The creation of MIT Media Lab graduate, Jonah Peretti, this is a news+search+social site that leverages his immense expertise in fathoming content likely to be most ‘liked’. He first used that acumen at The Huffington Post, brewing up a bubbling cauldron of goofy cat shots and tatty celebrity news behind a leading page of serious news, analysis and commentary. Now, the foresighted expert has developed technologies, which lets his brainchild very quickly determine what media content flow is dominating at a given point.
These are the most in-demand stories, being posted and widely shared – proving contagious, and suddenly surfacing on several Facebook pages, before forming a virtual wave.
Basis of a social news hub
After AOL acquired The Huffington Post last year, he started to work on his pet project full-time. The social media and content trendsetter has made following observations that form the basis of his creation, BuzzFeed:
- As the publishing world has realigned from being mostly about portals and then search and now social, how do you build a media company for a social world?
- And a big part of that is scoops and exclusives and original content; it’s also about cute kittens in an entertaining cultural context.
- People are now (getting) used to having everything mixed together in a Facebook newsfeed. A story about the Arab Spring will be right next to a picture of your sister’s new baby. So why not have a publishing site, which can embrace those colliding worlds?
He asks, himself providing the answer. So now he has high and low, news laced with some fun, all of it ready for sharing.
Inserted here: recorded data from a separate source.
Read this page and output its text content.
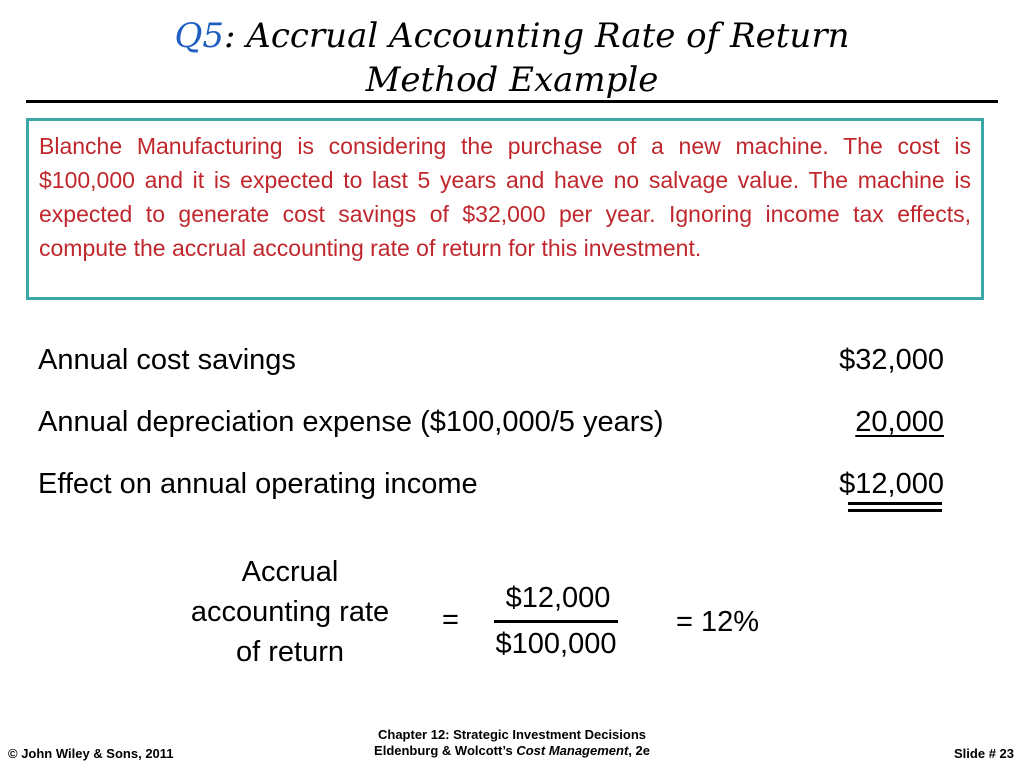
Q5: Accrual Accounting Rate of Return
Method Example
Blanche Manufacturing is considering the purchase of a new machine. The cost is $100,000 and it is expected to last 5 years and have no salvage value. The machine is expected to generate cost savings of $32,000 per year. Ignoring income tax effects, compute the accrual accounting rate of return for this investment.
Annual cost savings	$32,000
Annual depreciation expense ($100,000/5 years)	20,000
Effect on annual operating income	$12,000
Accrual
accounting rate
of return
=
$12,000
$100,000
= 12%
© John Wiley & Sons, 2011
Chapter 12: Strategic Investment Decisions
Eldenburg & Wolcott’s Cost Management, 2e	Slide # 23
A peculiar mix of listicles, Web memes and oddities
In a sense, he was reverse-engineering the successful HuffPo formula, with the funhouse the point of it all, including those like ‘10 things you never knew you could do with a crescent roll’. The home page main headers told the tale: LOL, omg, geeky, trashy, wtf? With its peculiar mix of listicles, Web memes and oddities, the platform was initially a touch similar to The Huffington Post. Mr. Peretti changed the whole focus by hiring a highly regarded blogger, Ben Smith, as the editor-in-chief. The message behind the move was clear: BuzzFeed wanted to be a player in news, managing some important breaking news. Soon afterward, it raised funds worth $15.5 million.
Mixing serious news and fun views
Analyzing its strategy, The New York Times columnist David Carr mentioned: “BuzzFeed wasn’t simply hiring brand names for them to serve as lustrous hood ornaments that connote credibility. They were more like maypoles: rather young writers native to the Web world who become pivot points for contents since they’re bathed in both the practice and ethos of social media.”
If it continues to keep its success rate going, BuzzFeed can well generate at some stage the kind of traffic flow that will easily rival existing behemoths.